An unwilling and reluctant sojourner, forced against his own desire, I had abandoned all of my preconceived notions about the Bible.

What often hurts, as I find myself being misunderstood and harshly labeled by others is that I didn’t ask for any of this. I didn’t ask to be born into a culture that would build my epistemic foundation on the Protestant canon of the Bible. I didn’t ask for this to be ripped out from underneath me. I didn’t want to start questioning the veracity of the Bible. I didn’t eagerly set out to invent errors and contradictions for some evil personal agenda. I didn’t ask for our reality to be what it is, but against all of my deepest wishes, this is the way things are. I can’t change the facts, as much as I would like to! My desire for honesty, fairness, and truth refuses to let me to pretend otherwise. I am here as a reluctant skeptic, I did not come here willingly, but only after there was no possible way I could still justify my views and remain honest at the same time. I can’t plug back into the matrix anymore and pretend it all makes sense, because it doesn’t.

Over time, the disenchanted emotion of a disillusioned young man slowly wore off and I began to move on. In the last year I spent a couple hours every day time reading books by scholars from differing sides, as well as listening to many hundreds of hours of lectures, debates, and etc. After which I stand convinced that the reason conservative biblical scholars are so few (and so loud) is because there are good reasons as to why most scholars reject conservative views of the Bible. In the meantime, I’m still reading and thinking on this issue because it fascinates me, and now I’m learning to rebuild my world from scratch, after my biblical foundation has been ripped out from under me. That said, I haven’t noticed much of a practical difference, most of the things I once considered wrong are still wrong, while I now I simply reject the biblical laws that promote murder, genocide, and violence, without trying to justify them by saying “God can do anything he wants, we deserve torture.” In fact, I’ve noticed that most of us already approach the Bible with a preconstructed moral system, and then use this personal moral system to pick and choose that which we like or to reject that which we don’t (usually by saying something silly like “oh that’s meant for a different culture.”)

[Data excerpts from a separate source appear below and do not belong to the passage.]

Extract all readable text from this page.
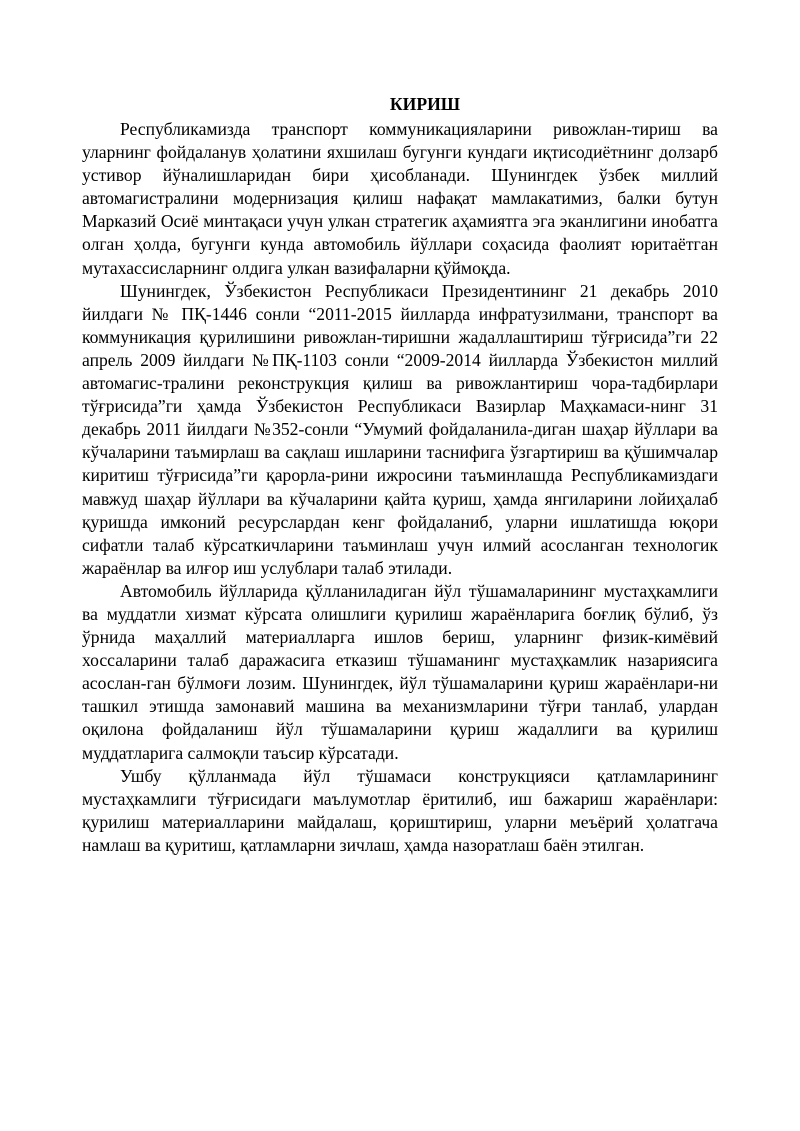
КИРИШ

Республикамизда транспорт коммуникацияларини ривожлан-тириш ва уларнинг фойдаланув ҳолатини яхшилаш бугунги кундаги иқтисодиётнинг долзарб устивор йўналишларидан бири ҳисобланади. Шунингдек ўзбек миллий автомагистралини модернизация қилиш нафақат мамлакатимиз, балки бутун Марказий Осиё минтақаси учун улкан стратегик аҳамиятга эга эканлигини инобатга олган ҳолда, бугунги кунда автомобиль йўллари соҳасида фаолият юритаётган мутахассисларнинг олдига улкан вазифаларни қўймоқда.

Шунингдек, Ўзбекистон Республикаси Президентининг 21 декабрь 2010 йилдаги № ПҚ-1446 сонли “2011-2015 йилларда инфратузилмани, транспорт ва коммуникация қурилишини ривожлан-тиришни жадаллаштириш тўғрисида”ги 22 апрель 2009 йилдаги №ПҚ-1103 сонли “2009-2014 йилларда Ўзбекистон миллий автомагис-тралини реконструкция қилиш ва ривожлантириш чора-тадбирлари тўғрисида”ги ҳамда Ўзбекистон Республикаси Вазирлар Маҳкамаси-нинг 31 декабрь 2011 йилдаги №352-сонли “Умумий фойдаланила-диган шаҳар йўллари ва кўчаларини таъмирлаш ва сақлаш ишларини таснифига ўзгартириш ва қўшимчалар киритиш тўғрисида”ги қарорла-рини ижросини таъминлашда Республикамиздаги мавжуд шаҳар йўллари ва кўчаларини қайта қуриш, ҳамда янгиларини лойиҳалаб қуришда имконий ресурслардан кенг фойдаланиб, уларни ишлатишда юқори сифатли талаб кўрсаткичларини таъминлаш учун илмий асосланган технологик жараёнлар ва илғор иш услублари талаб этилади.

Автомобиль йўлларида қўлланиладиган йўл тўшамаларининг мустаҳкамлиги ва муддатли хизмат кўрсата олишлиги қурилиш жараёнларига боғлиқ бўлиб, ўз ўрнида маҳаллий материалларга ишлов бериш, уларнинг физик-кимёвий хоссаларини талаб даражасига етказиш тўшаманинг мустаҳкамлик назариясига асослан-ган бўлмоғи лозим. Шунингдек, йўл тўшамаларини қуриш жараёнлари-ни ташкил этишда замонавий машина ва механизмларини тўғри танлаб, улардан оқилона фойдаланиш йўл тўшамаларини қуриш жадаллиги ва қурилиш муддатларига салмоқли таъсир кўрсатади.

Ушбу қўлланмада йўл тўшамаси конструкцияси қатламларининг мустаҳкамлиги тўғрисидаги маълумотлар ёритилиб, иш бажариш жараёнлари: қурилиш материалларини майдалаш, қориштириш, уларни меъёрий ҳолатгача намлаш ва қуритиш, қатламларни зичлаш, ҳамда назоратлаш баён этилган.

So what now, where will this journey finally take me? Quite frankly, I don’t really know, but I do know that intellectual honesty is now more important than ever. I am willing to believe whatever is true, regardless of how crazy or ridiculous it is, but first I must know it is the truth. Not because some authority told me, or because someone strongly feels it is true, but because I am justified in knowing that it’s true. At this point, I don’t want to believe, I want to genuinely know.